Более полно он развил эти же идеи в статье «Дуализм — это монархия» (1853). Ряд положений в эту статью он внес из своих прежних работ 1849–1850 гг. [46], сделав их более конкретными. Основная мысль статьи — противопоставление всем видам авторитаризма (монархия, политическая республика) и теократии республики социальной, основанной на законах природы. «Природа — это гармония и анархия, это особенное каждого отдельного существа и в то время величайшее и наиболее совершенное всеобщее. Принцип природы полностью противоположен дуализму — это имманентность … Законы природы не что иное, как самые условия бытия. В природе нигде не видно назойливого перста, указующего дорогу, повелевающего, спасающего, покровительствующего» [47].
Опыт всех политических республик показал, что они никогда не воплощали суверенитета народа. Социальное общежитие (или социальная республика по Герцену) должно нуждаться лишь в наличии социальной связи и естественных условий человеческого сообщества. Эти условия необходимы «не потому, что это республика, а потому что это общество, потому что человек не может их отвергнуть, не отказавшись от своего разума» [48]. Правительственная инициатива, признание права «исправлять нас, воспитывать нас» — понятия монархические. «Свободные люди двигаются сами; им не нужно ни перил, ни шпор».
В статье «Вперед! Вперед!» проблема взаимосвязи Запада и России решалась так же, как вопрос «будущего переворота», осуществить который на Западе призвана будет Европа чернорабочая, оставшаяся, как Россия, вне движения, задавленная нуждой, бедная, земледельческая и отчасти ремесленная.
Все революции не удались прежде потому, что они не касались ни поля, ни мастерской, ни даже семейных отношений и были сбиты с дороги мещанством. «Нам нечего заимствовать у мещанской Европы, она берет у нас ею привитый деспотизм» [49]. «Нечего заимствовать» у буржуазной Европы. Но «наука Запада и его трагическая судьба» по-прежнему дают «богатые средства», чтобы теоретически осмыслить пути русского развития. «Но коснуться до него нам мешает не царь, а страшное преступление крепостного состояния» [50].

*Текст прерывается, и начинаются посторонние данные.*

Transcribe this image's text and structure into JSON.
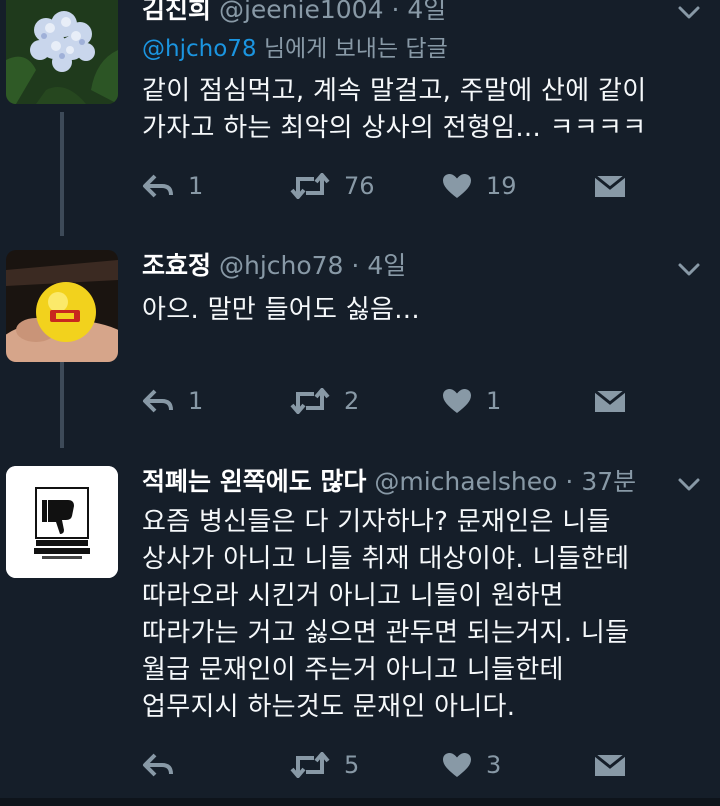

Изменение политической ситуации, сложившейся в России в связи со смертью Николая I, означало новый этап и развитии теории «русского социализма». Необходимо напомнить, что само содержание пропаганды Герцена со времени появления «Полярной звезды», а затем и «Колокола», со времени установления постоянной, живой связи с Россией приобрело иной характер, целиком направленный на русского читателя, а на первый план выступила идея реальной борьбы за освобождение крестьян. Естественно, что определенные коррективы это обстоятельство внесло и в «русский социализм». Первые же слухи о начинающейся работе по подготовке крестьянской реформы вселили в Герцена надежду на возможность создания мирным путем благоприятных условий для развития социалистических начал, заложенных в общине. Впервые эти новые ноты прозвучали в полемической статье «Еще вариации на старую тему» (письма к И.С. Тургеневу за 1857 г.), посвященной действительно не новой проблеме «Россия и Запад». Герцен, по-прежнему настаивая на неизбежности для Европы социальной революции, писал о «болезненном» одностороннем развитии управления в руках буржуазии, о незрелости и неразвитости масс при слабости революционной партии и заключал, что «без страшной кровавой борьбы» не может произойти «падения мещанства», но вместо антиавторитарных призывов говорил теперь лишь об «обновлении старого государственного строя» [51].
В России для революции он не видел «готовых элементов» и указывал на то, что считал главным: «… мы стоим лицом к лицу с огромным экономическим переворотом, с освобождением крестьян». Вот здесь-то и может начаться «торная дорога». «Я чую сердцем и умом, что история толкается именно в наши ворота». «В естественной непосредственности нашего сельского быта, в шатких и неустоявшихся экономических и юридических понятиях, в смутном праве собственности, в отсутствии мещанства и в необычайной усвояемости чужого мы имеем шаг перед народами, вполне сложившимися и усталыми» [52]. Под способностью «усвояемости чужого» он разумел науку Запада. Говоря об европейских освободительных идеях, Герцен снова повторял: «Россия с ними и только с ними может быть введена во владение той большой доли наследства, которая ей достается» [53].
Тему возможности развития общества в условиях буржуазной цивилизации Герцен поднимал в следующей работе «Концы и начала», продолжающей полемику с Тургеневым вокруг проблемы «Россия и Запад». Иначе теперь подходил Герцен к посылкам обоснования русского социализма, в иной форме говорил о развитии и итогах цивилизации Запада. О буржуазии (в терминологии Герцена, мещанстве) писал он спокойнее, объективнее. Его лаконичные формулировки отличались емкостью, особенной художественной точностью: «Мещанство — последнее слово цивилизации, основанной на безусловном самодержавии собственности, — демократизация аристократии, аристократизация демократии». «…Американские Штаты представляют одно среднее состояние … Немецкий крестьянин — мещанин хлебопашества, работник всех стран — будущий мещанин. Италия, самая поэтическая страна в Европе, не могла удержаться и тотчас покинула своего фанатического любовника Маццини, изменила своему мужу — геркулесу Гарибальди, лишь только гениальный мещанин Кавур, толстенький, в очках, предложил ей взять ее на содержание.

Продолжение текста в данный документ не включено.